En casi todos estos tipos de proyectos las empresas encargadas se benefician con leyes impositivas y exigen a los gobiernos locales subsidios en la provisión de energía y agua necesarias para operar. Sin embargo, sus regalías no ajustician la magnitud de los réditos obtenidos. La promesa de un crecimiento económico es un discurso que se utiliza hábilmente para legitimar la actividad.

La monopolización de la minería no deja margen para la prosperidad de otras industrias regionales, como la pesquera, agropecuaria o turística. En ocasiones, las disputas por el derecho al uso de la tierra desencadenan candentes conflictos sociopolíticos, especialmente en sectores donde el patrimonio cultural es perversamente vulnerado. La destrucción de la corteza terrestre, la sobre explotación de recursos finitos, la generación inconmensurable de residuos industriales peligrosos y patogénicos, cuestionan la ética con la que se defiende estas prácticas.

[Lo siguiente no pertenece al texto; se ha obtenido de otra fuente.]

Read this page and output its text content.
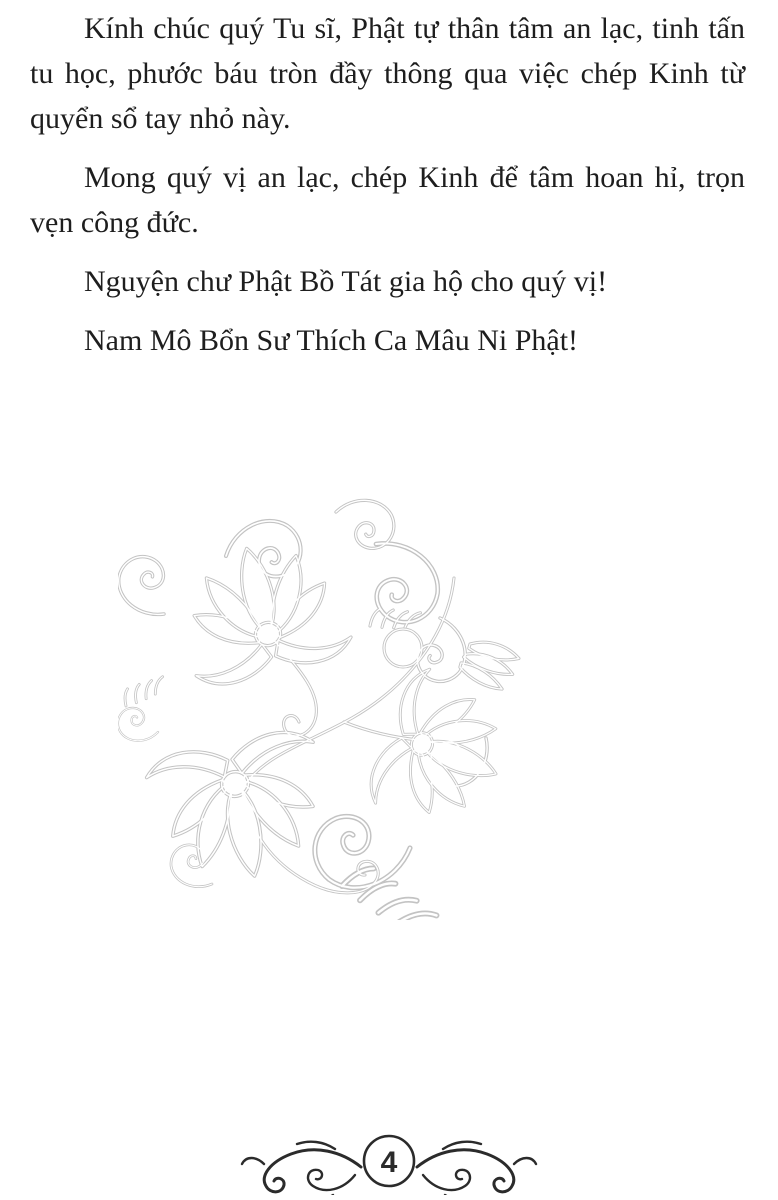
Kính chúc quý Tu sĩ, Phật tự thân tâm an lạc, tinh tấn tu học, phước báu tròn đầy thông qua việc chép Kinh từ quyển sổ tay nhỏ này.

Mong quý vị an lạc, chép Kinh để tâm hoan hỉ, trọn vẹn công đức.

Nguyện chư Phật Bồ Tát gia hộ cho quý vị!

Nam Mô Bổn Sư Thích Ca Mâu Ni Phật!

4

Minería a cielo abierto (Pixabay)

Las áreas protegidas son la luz para la sostenibilidad del medio físico. No se trata de una actividad lucrativa sino de un bálsamo holístico sobre todos los componentes de la naturaleza. Son espacios altruistas para el bienestar de la biodiversidad, donde los procesos ecológicos y el desarrollo humano conviven en una simbiosis justa y balanceada. Estas áreas geográficamente definidas y amparadas por un marco legal constitucional son el instrumento certero para la conservación a largo plazo de los servicios ecosistémicos.

Por eso, la actividad minera y las áreas protegidas son absolutamente incomparables, puesto que se encuentra una en la antípoda de la otra. Mientras que la extracción minera abusiva y descontrolada es la profanación de los tesoros geológicos del planeta, las áreas protegidas son el portal a la resiliencia, a la sostenibilidad y a la conexión armoniosa con la Tierra. Proteger nuestros recursos naturales es reservar la abundancia que las generaciones venideras también merecen.

“No heredamos la tierra de nuestros padres, la tomamos prestada de nuestros hijos.”